Один тонкий критик-англичанин, напомнив, что всякая книга держится на соглашении между автором и читателем, заметил, что неоригинальность прячется за спиной безжизненных условностей; чрезмерная оригинальность скрывается от читателя в непроходимых дебрях эзотерики; и только уравновешенная оригинальность выбирает средний путь, обращаясь как к настоящему, так и к будущему {8} .

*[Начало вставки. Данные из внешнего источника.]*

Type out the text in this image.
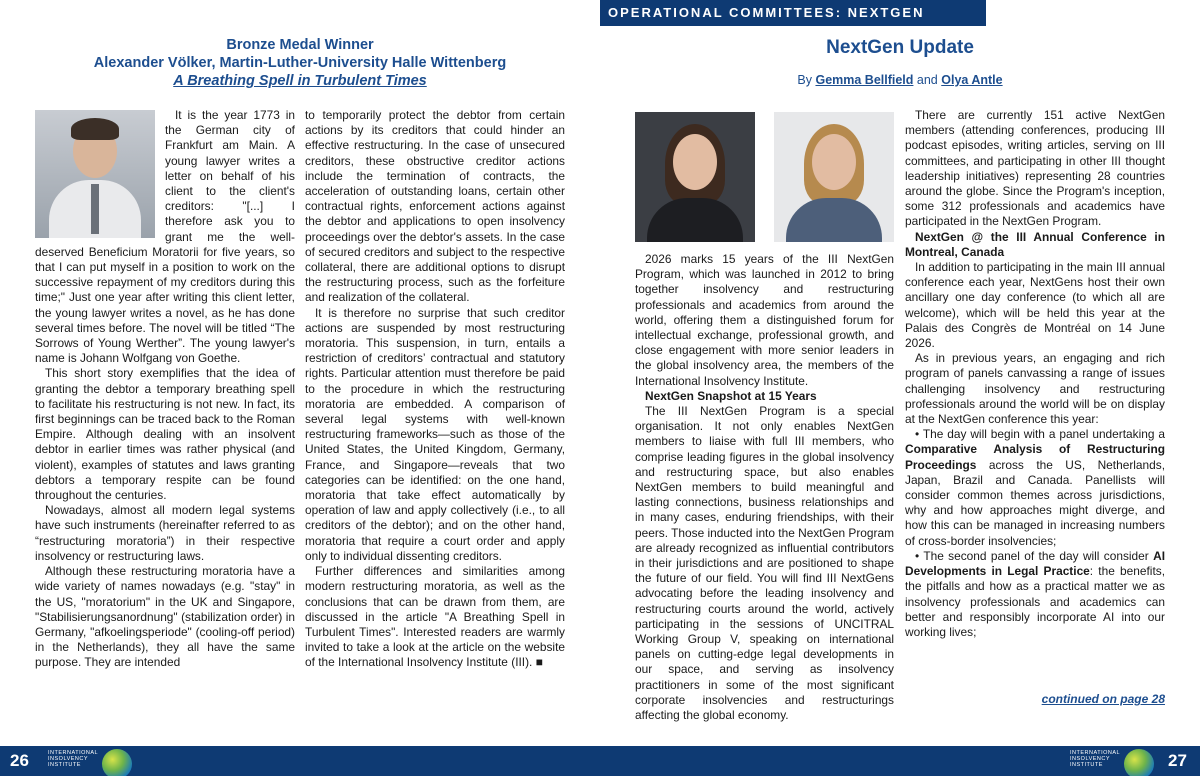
Bronze Medal Winner
Alexander Völker, Martin-Luther-University Halle Wittenberg
A Breathing Spell in Turbulent Times

It is the year 1773 in the German city of Frankfurt am Main. A young lawyer writes a letter on behalf of his client to the client's creditors: "[...] I therefore ask you to grant me the well-deserved Beneficium Moratorii for five years, so that I can put myself in a position to work on the successive repayment of my creditors during this time;" Just one year after writing this client letter, the young lawyer writes a novel, as he has done several times before. The novel will be titled “The Sorrows of Young Werther”. The young lawyer's name is Johann Wolfgang von Goethe.

This short story exemplifies that the idea of granting the debtor a temporary breathing spell to facilitate his restructuring is not new. In fact, its first beginnings can be traced back to the Roman Empire. Although dealing with an insolvent debtor in earlier times was rather physical (and violent), examples of statutes and laws granting debtors a temporary respite can be found throughout the centuries.

Nowadays, almost all modern legal systems have such instruments (hereinafter referred to as “restructuring moratoria”) in their respective insolvency or restructuring laws.

Although these restructuring moratoria have a wide variety of names nowadays (e.g. "stay" in the US, "moratorium" in the UK and Singapore, "Stabilisierungsanordnung" (stabilization order) in Germany, "afkoelingsperiode" (cooling-off period) in the Netherlands), they all have the same purpose. They are intended

to temporarily protect the debtor from certain actions by its creditors that could hinder an effective restructuring. In the case of unsecured creditors, these obstructive creditor actions include the termination of contracts, the acceleration of outstanding loans, certain other contractual rights, enforcement actions against the debtor and applications to open insolvency proceedings over the debtor's assets. In the case of secured creditors and subject to the respective collateral, there are additional options to disrupt the restructuring process, such as the forfeiture and realization of the collateral.

It is therefore no surprise that such creditor actions are suspended by most restructuring moratoria. This suspension, in turn, entails a restriction of creditors’ contractual and statutory rights. Particular attention must therefore be paid to the procedure in which the restructuring moratoria are embedded. A comparison of several legal systems with well-known restructuring frameworks—such as those of the United States, the United Kingdom, Germany, France, and Singapore—reveals that two categories can be identified: on the one hand, moratoria that take effect automatically by operation of law and apply collectively (i.e., to all creditors of the debtor); and on the other hand, moratoria that require a court order and apply only to individual dissenting creditors.

Further differences and similarities among modern restructuring moratoria, as well as the conclusions that can be drawn from them, are discussed in the article "A Breathing Spell in Turbulent Times". Interested readers are warmly invited to take a look at the article on the website of the International Insolvency Institute (III). ■

OPERATIONAL COMMITTEES: NEXTGEN
NextGen Update
By Gemma Bellfield and Olya Antle

2026 marks 15 years of the III NextGen Program, which was launched in 2012 to bring together insolvency and restructuring professionals and academics from around the world, offering them a distinguished forum for intellectual exchange, professional growth, and close engagement with more senior leaders in the global insolvency area, the members of the International Insolvency Institute.

NextGen Snapshot at 15 Years

The III NextGen Program is a special organisation. It not only enables NextGen members to liaise with full III members, who comprise leading figures in the global insolvency and restructuring space, but also enables NextGen members to build meaningful and lasting connections, business relationships and in many cases, enduring friendships, with their peers. Those inducted into the NextGen Program are already recognized as influential contributors in their jurisdictions and are positioned to shape the future of our field. You will find III NextGens advocating before the leading insolvency and restructuring courts around the world, actively participating in the sessions of UNCITRAL Working Group V, speaking on international panels on cutting-edge legal developments in our space, and serving as insolvency practitioners in some of the most significant corporate insolvencies and restructurings affecting the global economy.

There are currently 151 active NextGen members (attending conferences, producing III podcast episodes, writing articles, serving on III committees, and participating in other III thought leadership initiatives) representing 28 countries around the globe. Since the Program's inception, some 312 professionals and academics have participated in the NextGen Program.

NextGen @ the III Annual Conference in Montreal, Canada

In addition to participating in the main III annual conference each year, NextGens host their own ancillary one day conference (to which all are welcome), which will be held this year at the Palais des Congrès de Montréal on 14 June 2026.

As in previous years, an engaging and rich program of panels canvassing a range of issues challenging insolvency and restructuring professionals around the world will be on display at the NextGen conference this year:

• The day will begin with a panel undertaking a Comparative Analysis of Restructuring Proceedings across the US, Netherlands, Japan, Brazil and Canada. Panellists will consider common themes across jurisdictions, why and how approaches might diverge, and how this can be managed in increasing numbers of cross-border insolvencies;

• The second panel of the day will consider AI Developments in Legal Practice: the benefits, the pitfalls and how as a practical matter we as insolvency professionals and academics can better and responsibly incorporate AI into our working lives;

continued on page 28
26	INTERNATIONAL INSOLVENCY INSTITUTE
INTERNATIONAL INSOLVENCY INSTITUTE	27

Некоторые конституционные условия «Пнина» если и не совершенно небывалые в литературе, то во всяком случае весьма редко встречаются. В этой тонкой книжке расселилось неимоверное количество лиц (более трехсот), но, в отличие от других населенных романов, вроде «Улисса», здесь совсем нет ощущения тесноты, потому что многие из этих лиц – эфемерных, хотя и живо написанных – входят в книгу и покидают ее в пределах одного синтаксического периода, не оказывая на развитие сюжета никакого или почти никакого действия. Это тщательно дозированное и рассчитанное введение в текст действительных, хотя и не действующих лиц являет собою усовершенствованный стилистический прием Гоголя, который Набоков специально и тщательно описал {9} .
8
Джеффри Вест, рецензия романа Фолкнера «Авессалом, Авессалом!», в Литературном приложении к лондонской «Таймс», 20 февраля 1937.
9
Рассуждения Набокова об этом гоголевском приеме изложены в его лекциях по русской литературе (РЛ, 19–23). См. также Гайд-1977 и Б-1989, 16–17, особенно же Приложение А, «Действующие лица».

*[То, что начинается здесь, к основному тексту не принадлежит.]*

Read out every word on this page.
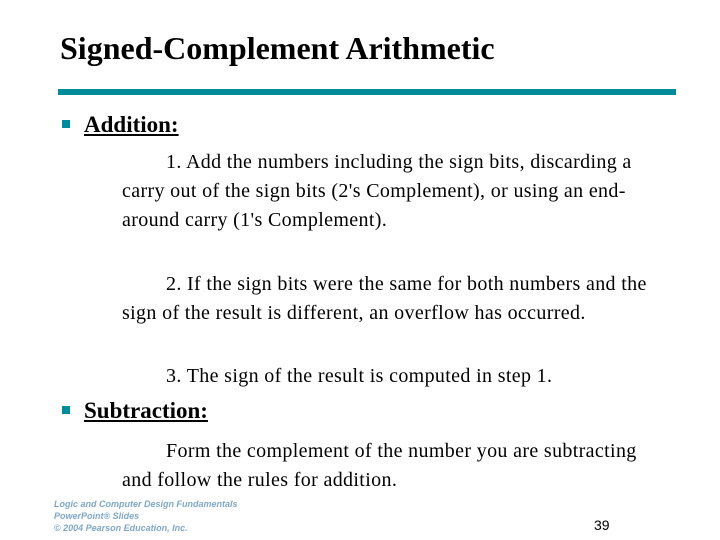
Signed-Complement Arithmetic
Addition:

1. Add the numbers including the sign bits, discarding a carry out of the sign bits (2's Complement), or using an end-around carry (1's Complement).

2. If the sign bits were the same for both numbers and the sign of the result is different, an overflow has occurred.

3. The sign of the result is computed in step 1.

Subtraction:

Form the complement of the number you are subtracting and follow the rules for addition.

Logic and Computer Design Fundamentals
PowerPoint® Slides
© 2004 Pearson Education, Inc.	39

Чрезвычайно интересно устроена и хронологическая система романа. Нельзя, например, не заметить постепенной компрессии времени по мере развертывания романа по главам (первые три охватывают почти два с половиною года, тогда как остальные четыре – меньше одного), искусные откаты и оползни времени в каждой главе и хронологическая двойственность, или двумерность, создаваемая намеренным смешением двух календарей, русского (Юлианского) и западного (Григорианского), что всего яснее видно в третьей главе, где «Пнинский день» (день его рождения, пятнадцатое февраля по новому стилю, незамеченный им отчасти вследствие календарной путаницы) на самом деле может быть днем смерти Пушкина (десятое февраля нового стиля), так что памятование о смерти, владеющее Пниным в этот день, пропитанное печальными стихами Пушкина о собственном предчувствии смерти, окрашивает всю главу и делается ее основной темой {10} .
10
См. Б-1989, 15–16, 121–123, и Приложение В.